I know, it sucks. But that's how the entire web was built. Everyday you visit websites from foreign countries and click on extraneous links on HN that run code on your machine, next to a browser tab from your bank account, and nobody cares because it's all sandboxed and we really trust the sandboxing even though it fails once in a while, has unknown bugs, or simply can be bypassed all together by phishing or social engineering.
I'm curious if anybody has even attempted it; if there's even training data for this. Compartmentalization is a natural aspect of cognition in social creatures. I've even known dogs to not to demonstrate knowledge of a food supply until they think they're not being observed. As a working professional with children, I need to compartmentalize: my social life, sensitive IP knowledge, my kid's private information, knowledge my kid isn't developmentally ready for, my internal thoughts, information I've gained from disreputable sources, and more. Intelligence may be important, but this is wisdom -- something that doesn't seem to be a first-class consideration if dogs and toddlers are in the lead.
> In March, researchers at Google proposed a system called CaMeL that uses two separate LLMs to get round some aspects of the lethal trifecta. One has access to untrusted data; the other has access to everything else. The trusted model turns verbal commands from a user into lines of code, with strict limits imposed on them. The untrusted model is restricted to filling in the blanks in the resulting order. This arrangement provides security guarantees, but at the cost of constraining the sorts of tasks the LLMs can perform.
This is the first I've heard of it, and seems clever. I'm curious how effective it is. Does it actually provide absolute security guarantees? What sorts of constraints does it have? I'm wondering if this is a real path forward or not.

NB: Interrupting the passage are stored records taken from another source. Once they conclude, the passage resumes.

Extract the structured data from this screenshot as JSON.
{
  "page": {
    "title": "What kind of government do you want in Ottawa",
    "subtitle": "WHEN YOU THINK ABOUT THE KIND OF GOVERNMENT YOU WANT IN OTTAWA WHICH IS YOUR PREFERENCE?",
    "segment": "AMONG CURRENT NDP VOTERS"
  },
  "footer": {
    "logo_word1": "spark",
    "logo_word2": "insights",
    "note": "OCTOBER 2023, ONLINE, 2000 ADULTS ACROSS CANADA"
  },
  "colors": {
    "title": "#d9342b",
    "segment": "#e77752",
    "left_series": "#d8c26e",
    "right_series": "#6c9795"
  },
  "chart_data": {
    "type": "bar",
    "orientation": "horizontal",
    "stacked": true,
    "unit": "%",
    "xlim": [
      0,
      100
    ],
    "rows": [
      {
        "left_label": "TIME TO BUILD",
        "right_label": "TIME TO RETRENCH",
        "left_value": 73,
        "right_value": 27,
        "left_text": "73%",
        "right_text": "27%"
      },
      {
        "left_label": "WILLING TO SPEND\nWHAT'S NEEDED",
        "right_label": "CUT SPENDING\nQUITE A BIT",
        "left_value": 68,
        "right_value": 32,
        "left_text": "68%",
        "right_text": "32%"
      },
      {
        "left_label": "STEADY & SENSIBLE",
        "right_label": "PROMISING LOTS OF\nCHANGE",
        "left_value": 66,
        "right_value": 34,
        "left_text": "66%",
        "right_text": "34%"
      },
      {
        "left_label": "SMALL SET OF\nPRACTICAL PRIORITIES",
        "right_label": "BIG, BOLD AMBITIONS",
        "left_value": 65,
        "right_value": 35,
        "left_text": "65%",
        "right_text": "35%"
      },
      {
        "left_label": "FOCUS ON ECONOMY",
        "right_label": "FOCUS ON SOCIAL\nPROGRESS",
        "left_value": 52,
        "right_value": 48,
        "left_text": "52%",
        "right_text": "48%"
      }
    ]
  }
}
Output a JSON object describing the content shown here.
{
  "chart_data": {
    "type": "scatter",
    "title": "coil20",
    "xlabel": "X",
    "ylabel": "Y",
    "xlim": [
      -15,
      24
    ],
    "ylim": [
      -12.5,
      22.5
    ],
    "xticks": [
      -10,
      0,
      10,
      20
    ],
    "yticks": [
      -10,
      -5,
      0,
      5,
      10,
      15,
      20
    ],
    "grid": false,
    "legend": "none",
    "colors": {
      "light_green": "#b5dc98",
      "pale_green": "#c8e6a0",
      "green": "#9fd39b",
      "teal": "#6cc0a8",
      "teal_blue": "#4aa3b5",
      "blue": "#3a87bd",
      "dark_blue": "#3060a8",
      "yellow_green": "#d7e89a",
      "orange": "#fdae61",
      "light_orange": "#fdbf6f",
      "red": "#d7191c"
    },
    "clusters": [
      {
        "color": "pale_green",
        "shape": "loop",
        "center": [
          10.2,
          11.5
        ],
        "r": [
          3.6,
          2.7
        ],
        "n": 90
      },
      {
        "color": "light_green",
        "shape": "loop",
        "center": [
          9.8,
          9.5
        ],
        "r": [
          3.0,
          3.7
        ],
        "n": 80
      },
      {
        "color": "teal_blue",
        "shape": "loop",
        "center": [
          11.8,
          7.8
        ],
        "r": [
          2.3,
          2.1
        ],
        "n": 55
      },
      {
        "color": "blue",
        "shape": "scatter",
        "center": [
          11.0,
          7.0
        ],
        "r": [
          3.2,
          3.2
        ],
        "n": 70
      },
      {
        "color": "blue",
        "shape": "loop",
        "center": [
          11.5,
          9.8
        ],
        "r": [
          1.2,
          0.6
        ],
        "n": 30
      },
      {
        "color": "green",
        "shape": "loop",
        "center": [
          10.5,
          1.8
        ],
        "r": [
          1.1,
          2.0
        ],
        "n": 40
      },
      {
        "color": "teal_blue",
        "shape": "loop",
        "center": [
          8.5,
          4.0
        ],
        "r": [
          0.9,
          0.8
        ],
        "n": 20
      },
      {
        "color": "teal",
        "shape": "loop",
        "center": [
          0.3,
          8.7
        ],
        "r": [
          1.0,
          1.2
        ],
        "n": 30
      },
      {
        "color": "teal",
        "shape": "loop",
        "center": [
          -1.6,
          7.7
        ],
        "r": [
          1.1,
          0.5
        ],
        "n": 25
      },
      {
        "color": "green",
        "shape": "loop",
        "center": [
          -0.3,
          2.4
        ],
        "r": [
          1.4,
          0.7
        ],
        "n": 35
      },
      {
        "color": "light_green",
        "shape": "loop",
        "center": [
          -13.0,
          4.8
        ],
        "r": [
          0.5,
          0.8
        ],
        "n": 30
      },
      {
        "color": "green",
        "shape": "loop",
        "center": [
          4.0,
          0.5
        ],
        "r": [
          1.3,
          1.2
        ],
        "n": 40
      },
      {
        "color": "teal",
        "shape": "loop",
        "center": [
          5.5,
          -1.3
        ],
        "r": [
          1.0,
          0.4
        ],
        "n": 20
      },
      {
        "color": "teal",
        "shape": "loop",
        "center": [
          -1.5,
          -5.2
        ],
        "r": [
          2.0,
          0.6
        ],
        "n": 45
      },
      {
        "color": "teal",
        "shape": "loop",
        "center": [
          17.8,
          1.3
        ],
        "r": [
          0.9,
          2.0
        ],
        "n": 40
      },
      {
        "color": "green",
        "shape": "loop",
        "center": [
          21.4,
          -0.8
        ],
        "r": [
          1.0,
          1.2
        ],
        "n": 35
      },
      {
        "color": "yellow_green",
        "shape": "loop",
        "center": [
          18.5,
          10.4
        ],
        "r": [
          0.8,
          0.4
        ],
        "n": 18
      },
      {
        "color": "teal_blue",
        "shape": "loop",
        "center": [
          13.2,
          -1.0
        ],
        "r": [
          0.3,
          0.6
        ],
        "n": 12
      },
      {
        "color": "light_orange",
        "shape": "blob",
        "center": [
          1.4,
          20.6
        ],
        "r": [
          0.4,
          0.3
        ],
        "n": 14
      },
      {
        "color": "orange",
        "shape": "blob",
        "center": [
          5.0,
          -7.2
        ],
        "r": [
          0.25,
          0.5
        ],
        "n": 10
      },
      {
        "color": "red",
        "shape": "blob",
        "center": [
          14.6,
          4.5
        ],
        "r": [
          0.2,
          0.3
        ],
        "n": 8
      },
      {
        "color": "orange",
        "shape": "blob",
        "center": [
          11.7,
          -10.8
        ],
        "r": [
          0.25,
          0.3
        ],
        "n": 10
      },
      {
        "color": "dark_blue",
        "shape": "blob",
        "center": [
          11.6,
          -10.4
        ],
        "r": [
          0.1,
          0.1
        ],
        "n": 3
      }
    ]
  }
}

[1] https://www.economist.com/science-and-technology/2025/09/22/...
I'm very surprised I haven't come across it on HN before. Seems like CaMeL ought to be a front-page story here... seems like the paper got 16 comments 5 months ago, which isn't much:
https://news.ycombinator.com/item?id=43733683
https://simonw.substack.com/p/the-lethal-trifecta-for-ai-age...
https://simonwillison.net/2025/Aug/9/bay-area-ai/
Discussed:
https://news.ycombinator.com/item?id=44846922
You don’t want to have a blanket policy since that makes it no longer useful, but you want to know when something bad is happening.